We revisit the problem of the formation of DB white dwarfs, as well as the origin of hydrogen in DBA stars, using a new set of envelope model calculations with stratified and mixed hydrogen/helium compositions. We first describe an approximate model to simulate the so-called convective dilution process, where a thin, superficial hydrogen radiative layer is gradually eroded by the underlying and more massive convective helium envelope, thus transforming a DA white dwarf into a DB star.
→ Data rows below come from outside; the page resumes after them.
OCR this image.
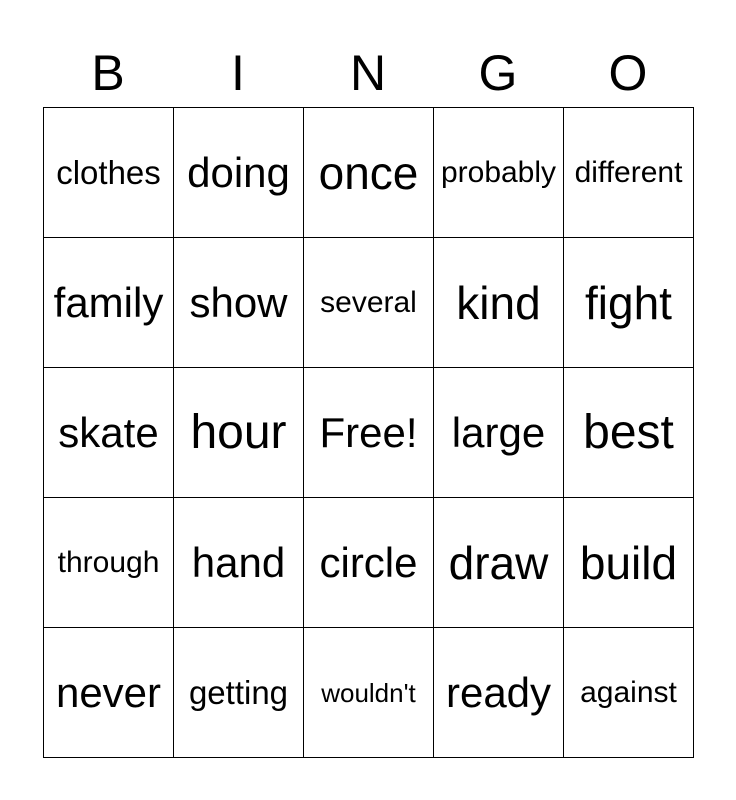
B	I	N	G	O
clothes doing once probably different
family show	several kind fight
skate hour Free! large best
through hand circle draw build
never getting	wouldn't ready against
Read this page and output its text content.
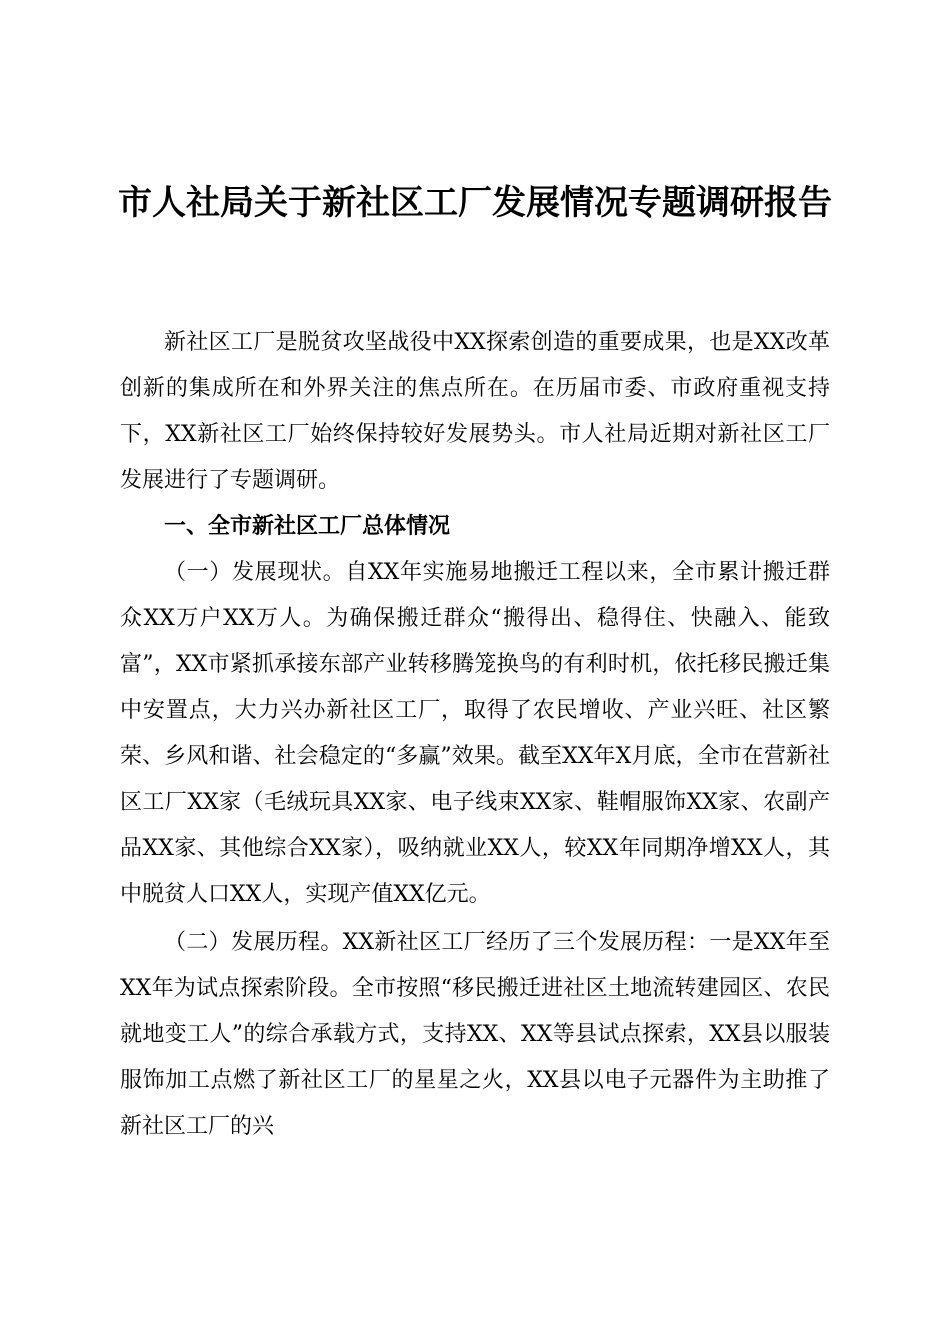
市人社局关于新社区工厂发展情况专题调研报告

新社区工厂是脱贫攻坚战役中XX探索创造的重要成果，也是XX改革创新的集成所在和外界关注的焦点所在。在历届市委、市政府重视支持下，XX新社区工厂始终保持较好发展势头。市人社局近期对新社区工厂发展进行了专题调研。

一、全市新社区工厂总体情况

（一）发展现状。自XX年实施易地搬迁工程以来，全市累计搬迁群众XX万户XX万人。为确保搬迁群众“搬得出、稳得住、快融入、能致富”，XX市紧抓承接东部产业转移腾笼换鸟的有利时机，依托移民搬迁集中安置点，大力兴办新社区工厂，取得了农民增收、产业兴旺、社区繁荣、乡风和谐、社会稳定的“多赢”效果。截至XX年X月底，全市在营新社区工厂XX家（毛绒玩具XX家、电子线束XX家、鞋帽服饰XX家、农副产品XX家、其他综合XX家），吸纳就业XX人，较XX年同期净增XX人，其中脱贫人口XX人，实现产值XX亿元。

（二）发展历程。XX新社区工厂经历了三个发展历程：一是XX年至XX年为试点探索阶段。全市按照“移民搬迁进社区土地流转建园区、农民就地变工人”的综合承载方式，支持XX、XX等县试点探索，XX县以服装服饰加工点燃了新社区工厂的星星之火，XX县以电子元器件为主助推了新社区工厂的兴
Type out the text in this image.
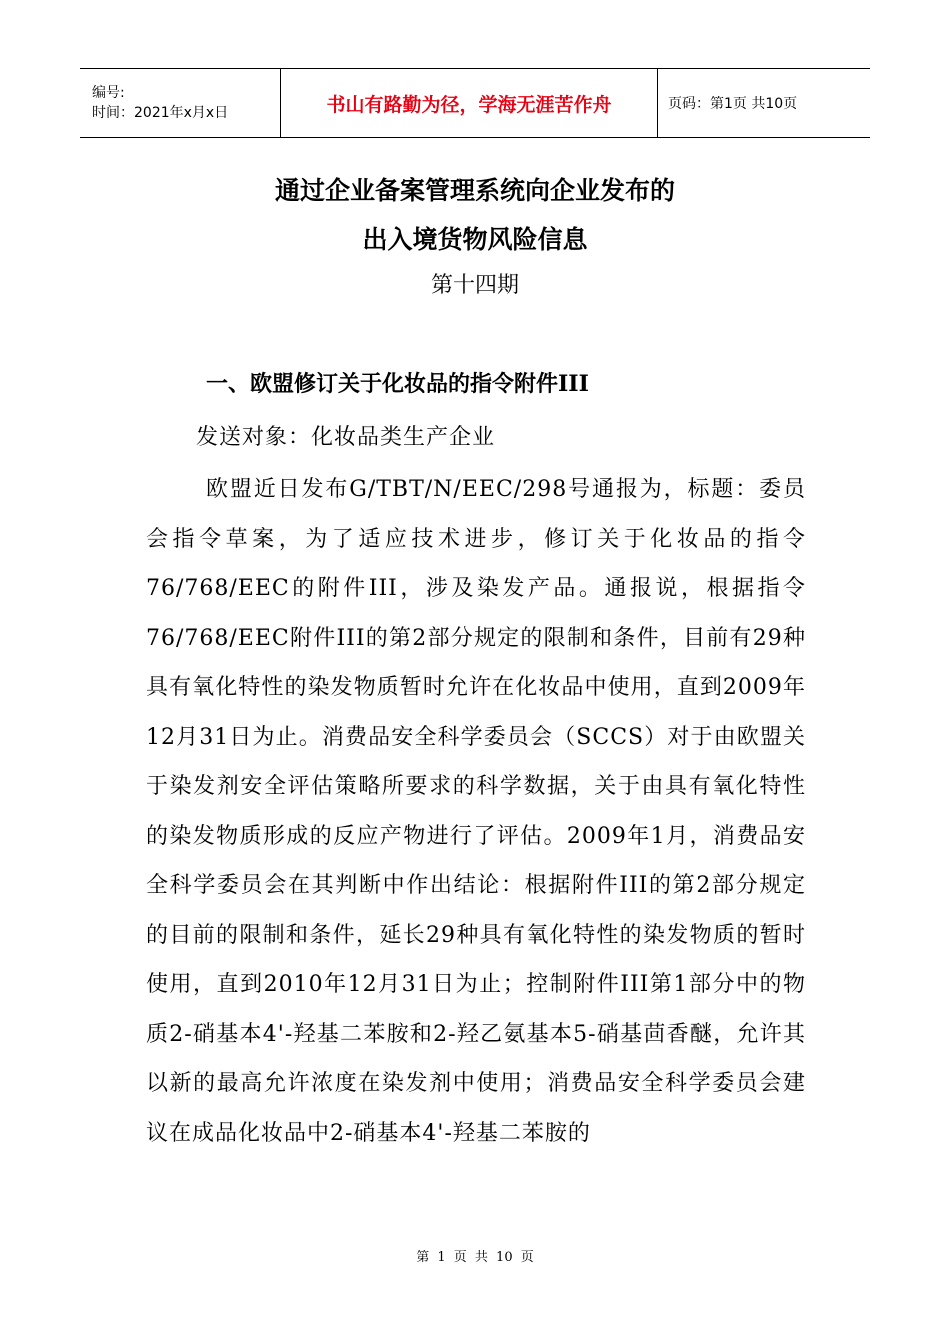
编号:
时间：2021年x月x日	书山有路勤为径，学海无涯苦作舟	页码：第1页 共10页
通过企业备案管理系统向企业发布的
出入境货物风险信息
第十四期
一、欧盟修订关于化妆品的指令附件III
发送对象：化妆品类生产企业
欧盟近日发布G/TBT/N/EEC/298号通报为，标题：委员会指令草案，为了适应技术进步，修订关于化妆品的指令76/768/EEC的附件III，涉及染发产品。通报说，根据指令76/768/EEC附件III的第2部分规定的限制和条件，目前有29种具有氧化特性的染发物质暂时允许在化妆品中使用，直到2009年12月31日为止。消费品安全科学委员会（SCCS）对于由欧盟关于染发剂安全评估策略所要求的科学数据，关于由具有氧化特性的染发物质形成的反应产物进行了评估。2009年1月，消费品安全科学委员会在其判断中作出结论：根据附件III的第2部分规定的目前的限制和条件，延长29种具有氧化特性的染发物质的暂时使用，直到2010年12月31日为止；控制附件III第1部分中的物质2-硝基本4'-羟基二苯胺和2-羟乙氨基本5-硝基茴香醚，允许其以新的最高允许浓度在染发剂中使用；消费品安全科学委员会建议在成品化妆品中2-硝基本4'-羟基二苯胺的
第 1 页 共 10 页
We show that this convective dilution process is able to account for the large increase in the number of DB white dwarfs below T eff  ∼ 20,000 K, but that the residual hydrogen abundances expected from this process are still orders of magnitude lower than those observed in DBA white dwarfs. Scenarios involving the accretion of hydrogen from the interstellar medium or other external bodies have often been invoked to explain these overabundances of hydrogen. In this paper, we describe a new paradigm where hydrogen, initially diluted within the thick stellar envelope, is still present and slowly diffuses upward in the deeper layers of a T eff  ∼ 20,000 K white dwarf. When the convective dilution process occurs, the bottom of the mixed H/He convection zone sinks deep into the star, resulting in large amounts of hydrogen being dredged up to the stellar surface, a phenomenon similar to that invoked in the context of DQ white dwarfs.